En tant que mère SOS, Muriel raconte être la garante de leur santé physique et morale. Mais souvent, ces enfants ont vécu de sacrées épreuves avant d'arriver chez elle. "Il arrive que des choses remontent, qu'ils explosent, qu'ils n'aillent pas bien. C'est à nous d'y faire face, on répare les petits bobos mais aussi les grosses blessures", raconte-t-elle. Pour y arriver, "il nous faut beaucoup de patience, de tolérance, et un peu d'autorité quand même. Mais surtout, beaucoup d'amour. Ça compte énormément". L'autorité est importante parce que les mères peuvent avoir jusqu'à 6 enfants sous leur toit, c'est le cas de Muriel depuis ses débuts. Elle peut faire appel à un éducateur spécialisé en cas de problématique trop lourde, mais le quotidien avec tant d'enfants demande de l'organisation et de la fermeté. "On a les deux casquettes : celle de la maman et celle du gendarme, il faut savoir concilier les deux. Je suis un vrai couteau suisse !" plaisante-t-elle. 
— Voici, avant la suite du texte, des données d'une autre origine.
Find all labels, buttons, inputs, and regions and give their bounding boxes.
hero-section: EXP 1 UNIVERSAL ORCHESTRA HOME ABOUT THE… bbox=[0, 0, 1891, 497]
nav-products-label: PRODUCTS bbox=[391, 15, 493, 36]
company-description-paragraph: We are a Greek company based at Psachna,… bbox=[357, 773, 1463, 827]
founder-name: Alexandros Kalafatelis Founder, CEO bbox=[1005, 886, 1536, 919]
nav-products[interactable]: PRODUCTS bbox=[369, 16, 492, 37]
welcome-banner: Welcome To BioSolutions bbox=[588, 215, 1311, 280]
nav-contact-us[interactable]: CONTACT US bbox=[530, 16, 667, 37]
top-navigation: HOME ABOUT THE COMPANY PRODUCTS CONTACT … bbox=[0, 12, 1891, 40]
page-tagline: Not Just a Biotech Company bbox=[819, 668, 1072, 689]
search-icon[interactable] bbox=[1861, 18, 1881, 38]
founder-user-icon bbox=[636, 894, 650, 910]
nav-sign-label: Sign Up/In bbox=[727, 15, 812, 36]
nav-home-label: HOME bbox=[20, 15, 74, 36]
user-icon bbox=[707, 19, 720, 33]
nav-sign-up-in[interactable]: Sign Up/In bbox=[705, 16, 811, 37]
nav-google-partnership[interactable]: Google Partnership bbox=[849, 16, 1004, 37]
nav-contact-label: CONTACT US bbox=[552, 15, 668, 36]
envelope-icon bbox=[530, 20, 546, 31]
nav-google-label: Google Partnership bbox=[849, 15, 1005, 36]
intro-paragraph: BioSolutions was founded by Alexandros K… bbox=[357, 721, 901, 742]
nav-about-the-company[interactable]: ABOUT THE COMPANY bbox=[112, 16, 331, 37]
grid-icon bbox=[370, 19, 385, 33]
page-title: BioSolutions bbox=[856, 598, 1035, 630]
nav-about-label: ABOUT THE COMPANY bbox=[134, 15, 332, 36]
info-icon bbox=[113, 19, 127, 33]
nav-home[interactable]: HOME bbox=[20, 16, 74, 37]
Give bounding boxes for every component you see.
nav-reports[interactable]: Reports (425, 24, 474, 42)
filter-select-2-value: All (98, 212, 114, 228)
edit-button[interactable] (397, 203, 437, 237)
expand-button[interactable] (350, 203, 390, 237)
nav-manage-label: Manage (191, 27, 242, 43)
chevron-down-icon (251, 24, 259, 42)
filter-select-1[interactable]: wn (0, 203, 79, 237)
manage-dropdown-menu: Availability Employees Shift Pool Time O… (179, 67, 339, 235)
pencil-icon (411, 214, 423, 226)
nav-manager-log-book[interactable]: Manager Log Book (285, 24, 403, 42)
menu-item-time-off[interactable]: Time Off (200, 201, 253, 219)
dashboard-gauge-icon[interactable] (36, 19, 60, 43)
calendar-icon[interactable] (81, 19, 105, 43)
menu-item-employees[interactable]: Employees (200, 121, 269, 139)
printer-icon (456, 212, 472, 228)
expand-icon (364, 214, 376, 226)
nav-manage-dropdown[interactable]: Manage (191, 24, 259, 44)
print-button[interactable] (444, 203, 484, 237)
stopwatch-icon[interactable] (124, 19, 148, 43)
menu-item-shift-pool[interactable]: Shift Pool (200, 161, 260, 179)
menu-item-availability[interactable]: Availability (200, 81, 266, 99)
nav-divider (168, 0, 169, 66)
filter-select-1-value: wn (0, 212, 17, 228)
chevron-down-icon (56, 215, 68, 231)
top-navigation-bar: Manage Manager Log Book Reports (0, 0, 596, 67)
"En tant que mère SOS, il nous arrive d'être désarmées"

Si Muriel raconte surtout de belles histoires de vie avec ces enfants qu'elle a pris sous son aile, il lui est arrivé d'être confrontée à des situations sui l'ont dépassée. Elle se souvient d'avoir été débordée par une jeune fille sous sa garde, qui se mettait en danger et mettait les autres en danger. "C'était très difficile, je ne pouvais rien faire, j'étais impuissante. C'est un métier où l'on se remet tout le temps en question. On peut donner tout ce qu'on veut, mais parfois ça ne suffit pas. Il nous arrive aussi d'être désarmées. On en a discuté en commission et elle a finalement été réorientée vers un centre spécialisé. Cette situation est très rare car en général, lorsqu'ils nous sont amenés, c'est parce que l'ASE estime qu'ils peuvent s'adapter à cette vie et qu'on va pouvoir avancer ensemble", explique-t-elle.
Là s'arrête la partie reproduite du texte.